Son sourire apparaît.

« Ma foi… un très joli week-end. J’ai fait une magnifique promenade au barrage d’en face. »

Je suis étonnée.

« Une promenade ? Mais vous êtes monté si haut à pied ? »

Il sourit.

« Non, mon fils a pris la voiture et m’a emmené au barrage. J’ai marché seulement trois pas. Mais j’étais tellement heureux. J’ai pu prendre l’apéro au restaurant là-haut. »

Je souris.

« Mais c’est merveilleux… »

Puis je réalise.

Ce lieu.

Cette promenade.

Ce moment avec son fils.

C’était son souhait.

Son dernier souhait.

Je prends une inspiration.

« Excusez-moi de le dire comme ça… mais c’était votre dernier souhait, n’est-ce pas ? »

Il baisse légèrement les yeux puis acquiesce.

« Justement… il fallait que je vous informe. Après votre départ vendredi, j’ai appelé EXIT. »

Un silence s’installe.

« Je n’y arrive plus. Je suis arrivé au bout. Je voulais faire ça ce week-end, pour que mon fils puisse être avec moi. J’ai dit au revoir à mes petits-enfants. Je leur ai dit tout ce que j’avais à leur dire. »

Il marque une pause.

« EXIT viendra demain. »

À côté de moi, je sens Diana changer. Elle se ferme doucement. Son visage devient plus grave. Je comprends immédiatement que cette annonce la touche profondément.


Ce que ça me fait

Je travaille principalement en oncologie et en soins palliatifs. Les fins de vie, j’en accompagne beaucoup. La mort fait partie de mon quotidien professionnel. EXIT est un sujet complexe, qui touche chacun différemment.

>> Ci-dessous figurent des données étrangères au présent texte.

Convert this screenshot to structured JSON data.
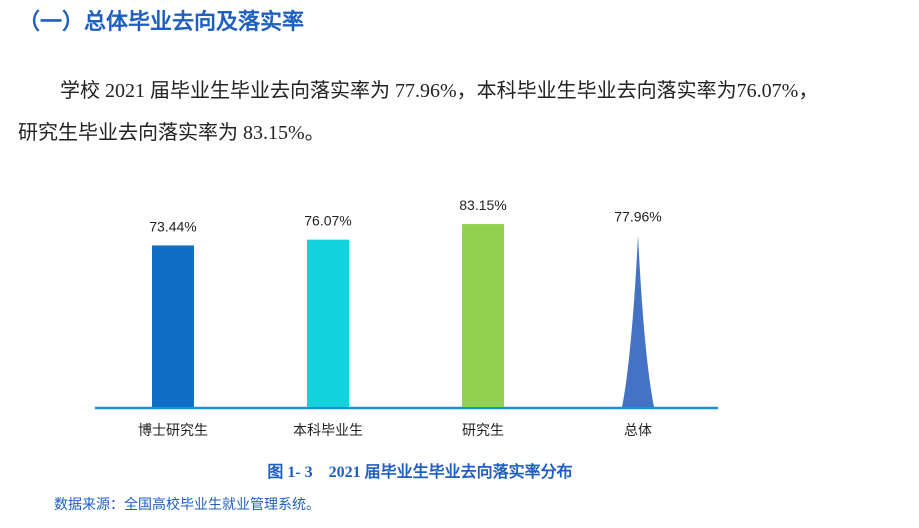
{
  "heading": "（一）总体毕业去向及落实率",
  "paragraph": "学校 2021 届毕业生毕业去向落实率为 77.96%，本科毕业生毕业去向落实率为76.07%，研究生毕业去向落实率为 83.15%。",
  "chart_data": {
    "type": "bar",
    "categories": [
      "博士研究生",
      "本科毕业生",
      "研究生",
      "总体"
    ],
    "values": [
      73.44,
      76.07,
      83.15,
      77.96
    ],
    "value_labels": [
      "73.44%",
      "76.07%",
      "83.15%",
      "77.96%"
    ],
    "colors": [
      "#0f6fc6",
      "#12d2dc",
      "#92d050",
      "#4472c4"
    ],
    "shapes": [
      "bar",
      "bar",
      "bar",
      "peak"
    ]
  },
  "caption": "图 1- 3　2021 届毕业生毕业去向落实率分布",
  "source": "数据来源：全国高校毕业生就业管理系统。"
}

Personnellement, je considère que c’est une possibilité qui doit exister pour certaines personnes qui vivent une souffrance devenue insupportable. Je comprends aussi parfaitement que certaines personnes ne partagent pas cette vision.

Que certaines convictions, certaines histoires personnelles ou certaines croyances rendent ce sujet extrêmement difficile. Et je respecte cela.

Car avant d’être des soignants, nous sommes des êtres humains. Nous avons nos valeurs. Nos limites. Nos sensibilités. Sur le chemin du retour, je sens que Diana est silencieuse.

Après quelques minutes, je lui demande :

« Ça va ? Tu t’en remets ? »

Elle hésite.

« Oui… oui. Je suis désolée. Je t’ai laissée gérer parce que j’ai vraiment beaucoup de peine avec EXIT. »

Elle respire profondément.

« Tu vois, moi je suis croyante. Et c’est quelque chose qui va à l’encontre de mes valeurs. »

Elle baisse les yeux.

« Je suis contente qu’aujourd’hui tu étais là. Je ne sais pas comment j’aurais réagi si j’avais été seule. J’aurais voulu continuer à accompagner ce patient correctement, mais je ne sais pas si j’aurais réussi à trouver les mots. »

Je lui réponds :

« Tu sais, moi aussi j’ai des sujets qui sont difficiles. Des situations qui me touchent plus que d’autres. Nous sommes humains avant d’être soignants. »

Elle me regarde.

« C’est vrai. »

« Ce qui compte, c’est qu’on continue à accompagner nos patients avec respect, même quand leurs choix ou leurs histoires nous bouleversent. »

Elle sourit.

« Merci de comprendre. »

Et je pense que c’est exactement ça, le cœur du soin. Nous ne sommes pas obligés de tout ressentir de la même manière.

Nous n’avons pas tous les mêmes croyances, les mêmes valeurs ou les mêmes limites. Mais nous avons tous la même responsabilité : être là pour la personne qui nous fait confiance.

Même dans les moments où son chemin n’est pas celui que nous aurions choisi.